The report is supported by examiner workpapers. Workpapers document procedures performed, records reviewed, tests applied, information obtained, and conclusions reached. The taxpayer may not receive every workpaper automatically, but the report should be clear enough to understand the proposed result.
Agreed and Unagreed Reports
An agreed RAR means the taxpayer accepts the proposed adjustments, usually by signing the appropriate form. That can speed closure, but it also limits later dispute options. A taxpayer should not sign simply to end discomfort if the adjustment is unclear or materially wrong.

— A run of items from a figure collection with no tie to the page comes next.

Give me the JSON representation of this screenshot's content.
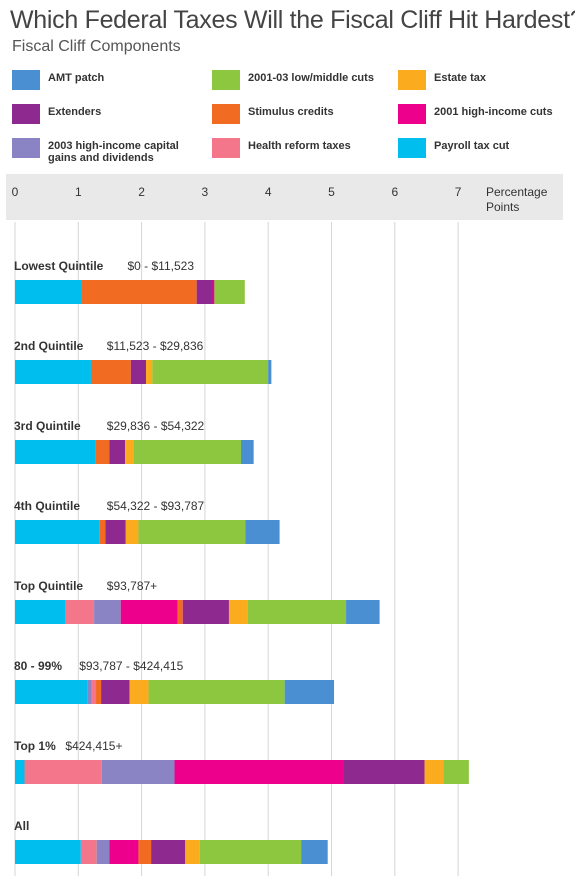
{
  "title": "Which Federal Taxes Will the Fiscal Cliff Hit Hardest?",
  "subtitle": "Fiscal Cliff Components",
  "legend": [
    {
      "name": "AMT patch",
      "color": "#4a8fd1"
    },
    {
      "name": "Extenders",
      "color": "#8e2a8f"
    },
    {
      "name": "2003 high-income capital gains and dividends",
      "color": "#8b84c4"
    },
    {
      "name": "2001-03 low/middle cuts",
      "color": "#8dc63f"
    },
    {
      "name": "Stimulus credits",
      "color": "#f26b22"
    },
    {
      "name": "Health reform taxes",
      "color": "#f3768a"
    },
    {
      "name": "Estate tax",
      "color": "#fbac1e"
    },
    {
      "name": "2001 high-income cuts",
      "color": "#ec008c"
    },
    {
      "name": "Payroll tax cut",
      "color": "#00bfef"
    }
  ],
  "chart_data": {
    "type": "bar",
    "orientation": "horizontal",
    "stacked": true,
    "title": "Which Federal Taxes Will the Fiscal Cliff Hit Hardest?",
    "subtitle": "Fiscal Cliff Components",
    "xlabel": "Percentage Points",
    "xlim": [
      0,
      7
    ],
    "xticks": [
      0,
      1,
      2,
      3,
      4,
      5,
      6,
      7
    ],
    "grid": true,
    "legend_position": "top",
    "categories": [
      {
        "name": "Lowest Quintile",
        "range": "$0 - $11,523"
      },
      {
        "name": "2nd Quintile",
        "range": "$11,523 - $29,836"
      },
      {
        "name": "3rd Quintile",
        "range": "$29,836 - $54,322"
      },
      {
        "name": "4th Quintile",
        "range": "$54,322 - $93,787"
      },
      {
        "name": "Top Quintile",
        "range": "$93,787+"
      },
      {
        "name": "80 - 99%",
        "range": "$93,787 -  $424,415"
      },
      {
        "name": "Top 1%",
        "range": "$424,415+"
      },
      {
        "name": "All",
        "range": ""
      }
    ],
    "segments": [
      [
        {
          "series": "Payroll tax cut",
          "value": 1.05
        },
        {
          "series": "Stimulus credits",
          "value": 1.82
        },
        {
          "series": "Extenders",
          "value": 0.25
        },
        {
          "series": "2001 high-income cuts",
          "value": 0.03
        },
        {
          "series": "2001-03 low/middle cuts",
          "value": 0.48
        }
      ],
      [
        {
          "series": "Payroll tax cut",
          "value": 1.2
        },
        {
          "series": "Stimulus credits",
          "value": 0.63
        },
        {
          "series": "Extenders",
          "value": 0.24
        },
        {
          "series": "Estate tax",
          "value": 0.1
        },
        {
          "series": "2001-03 low/middle cuts",
          "value": 1.83
        },
        {
          "series": "AMT patch",
          "value": 0.05
        }
      ],
      [
        {
          "series": "Payroll tax cut",
          "value": 1.27
        },
        {
          "series": "Stimulus credits",
          "value": 0.22
        },
        {
          "series": "Extenders",
          "value": 0.25
        },
        {
          "series": "Estate tax",
          "value": 0.14
        },
        {
          "series": "2001-03 low/middle cuts",
          "value": 1.69
        },
        {
          "series": "AMT patch",
          "value": 0.2
        }
      ],
      [
        {
          "series": "Payroll tax cut",
          "value": 1.33
        },
        {
          "series": "Stimulus credits",
          "value": 0.1
        },
        {
          "series": "Extenders",
          "value": 0.32
        },
        {
          "series": "Estate tax",
          "value": 0.2
        },
        {
          "series": "2001-03 low/middle cuts",
          "value": 1.69
        },
        {
          "series": "AMT patch",
          "value": 0.54
        }
      ],
      [
        {
          "series": "Payroll tax cut",
          "value": 0.8
        },
        {
          "series": "Health reform taxes",
          "value": 0.45
        },
        {
          "series": "2003 high-income capital gains and dividends",
          "value": 0.42
        },
        {
          "series": "2001 high-income cuts",
          "value": 0.9
        },
        {
          "series": "Stimulus credits",
          "value": 0.08
        },
        {
          "series": "Extenders",
          "value": 0.73
        },
        {
          "series": "Estate tax",
          "value": 0.3
        },
        {
          "series": "2001-03 low/middle cuts",
          "value": 1.55
        },
        {
          "series": "AMT patch",
          "value": 0.53
        }
      ],
      [
        {
          "series": "Payroll tax cut",
          "value": 1.14
        },
        {
          "series": "2003 high-income capital gains and dividends",
          "value": 0.07
        },
        {
          "series": "Health reform taxes",
          "value": 0.07
        },
        {
          "series": "Stimulus credits",
          "value": 0.08
        },
        {
          "series": "Extenders",
          "value": 0.45
        },
        {
          "series": "Estate tax",
          "value": 0.3
        },
        {
          "series": "2001-03 low/middle cuts",
          "value": 2.15
        },
        {
          "series": "AMT patch",
          "value": 0.78
        }
      ],
      [
        {
          "series": "Payroll tax cut",
          "value": 0.15
        },
        {
          "series": "Health reform taxes",
          "value": 1.22
        },
        {
          "series": "2003 high-income capital gains and dividends",
          "value": 1.15
        },
        {
          "series": "2001 high-income cuts",
          "value": 2.67
        },
        {
          "series": "Extenders",
          "value": 1.28
        },
        {
          "series": "Estate tax",
          "value": 0.3
        },
        {
          "series": "2001-03 low/middle cuts",
          "value": 0.4
        }
      ],
      [
        {
          "series": "Payroll tax cut",
          "value": 1.04
        },
        {
          "series": "Health reform taxes",
          "value": 0.25
        },
        {
          "series": "2003 high-income capital gains and dividends",
          "value": 0.2
        },
        {
          "series": "2001 high-income cuts",
          "value": 0.46
        },
        {
          "series": "Stimulus credits",
          "value": 0.2
        },
        {
          "series": "Extenders",
          "value": 0.54
        },
        {
          "series": "Estate tax",
          "value": 0.23
        },
        {
          "series": "2001-03 low/middle cuts",
          "value": 1.6
        },
        {
          "series": "AMT patch",
          "value": 0.42
        }
      ]
    ]
  }
}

An unagreed RAR means the taxpayer does not accept all proposed adjustments. Depending on the examination type and timing, the taxpayer may receive appeal rights, a 30-day letter, a statutory notice of deficiency, or another procedural path. The exact sequence depends on the tax, issue, and administrative posture.
Financial Consequences
An RAR can affect cash flow immediately and future reporting behavior over many years. A proposed tax increase may also create penalties and interest. If the issue repeats across open years, the financial exposure can be larger than the report year alone suggests.

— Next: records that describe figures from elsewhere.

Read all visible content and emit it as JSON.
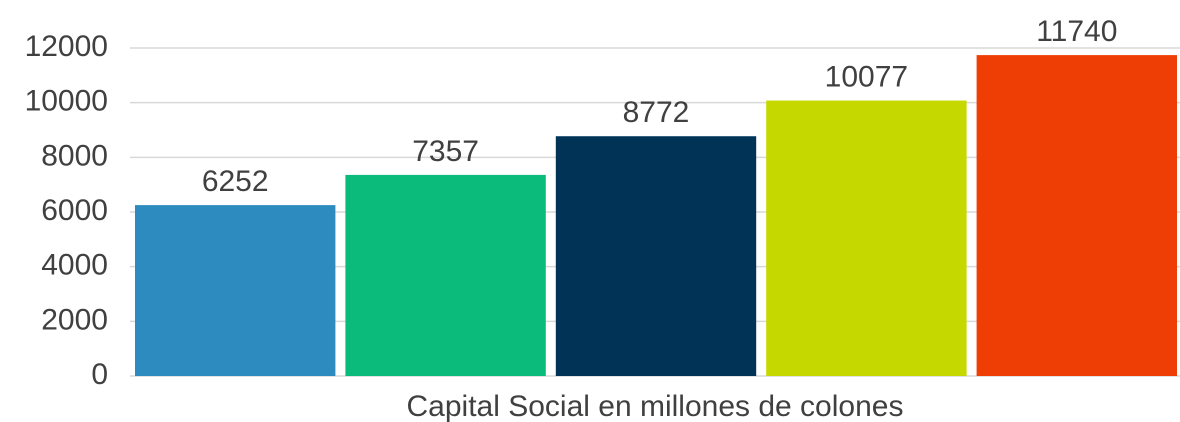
{
  "chart_data": {
    "type": "bar",
    "x_label": "Capital Social en millones de colones",
    "categories": [
      null,
      null,
      null,
      null,
      null
    ],
    "values": [
      6252,
      7357,
      8772,
      10077,
      11740
    ],
    "colors": [
      "#2e8bbf",
      "#0bbb7b",
      "#003355",
      "#c5d900",
      "#ef3e05"
    ],
    "ylim": [
      0,
      12000
    ],
    "yticks": [
      0,
      2000,
      4000,
      6000,
      8000,
      10000,
      12000
    ],
    "grid": true
  }
}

For businesses, an RAR may affect financial statements, uncertain tax positions, debt covenants, buyer diligence, state tax filings, and owner distributions. For individuals, it can affect refund claims, installment agreements, estimated tax payments, and future return preparation.
How to Review an RAR
Review area | Question to ask |
|---|---|
Facts | Did the report use complete and accurate records? |
Law | Is the IRS applying the correct rule to the correct year? |
Math | Do income, deduction, credit, penalty, and interest calculations tie out? |
Procedure | What deadline controls the response or appeal path? |
Future years | Will the position repeat on later returns? |
Good review often means separating disagreement over facts from disagreement over law. Missing records may be fixable with documentation. A legal dispute may require authority, precedent, or a settlement analysis.
Working With Advisors
Taxpayers often involve a CPA, enrolled agent, or tax attorney when an RAR is material. The right advisor depends on the issue. Technical audit adjustments may need accounting support. Privileged legal advice may matter when penalties, fraud concerns, or litigation risks are present.
The deadline is part of the strategy. Even a strong taxpayer position can suffer if procedural rights expire. Preserving appeal rights, documenting protests, and responding clearly can matter as much as the technical argument.
The Bottom Line
A Revenue Agent's Report is the formal audit report that explains proposed IRS adjustments and the resulting tax calculation. It should be read as both a tax computation and a procedural fork: agree, document a response, appeal, or prepare for the next stage of the dispute.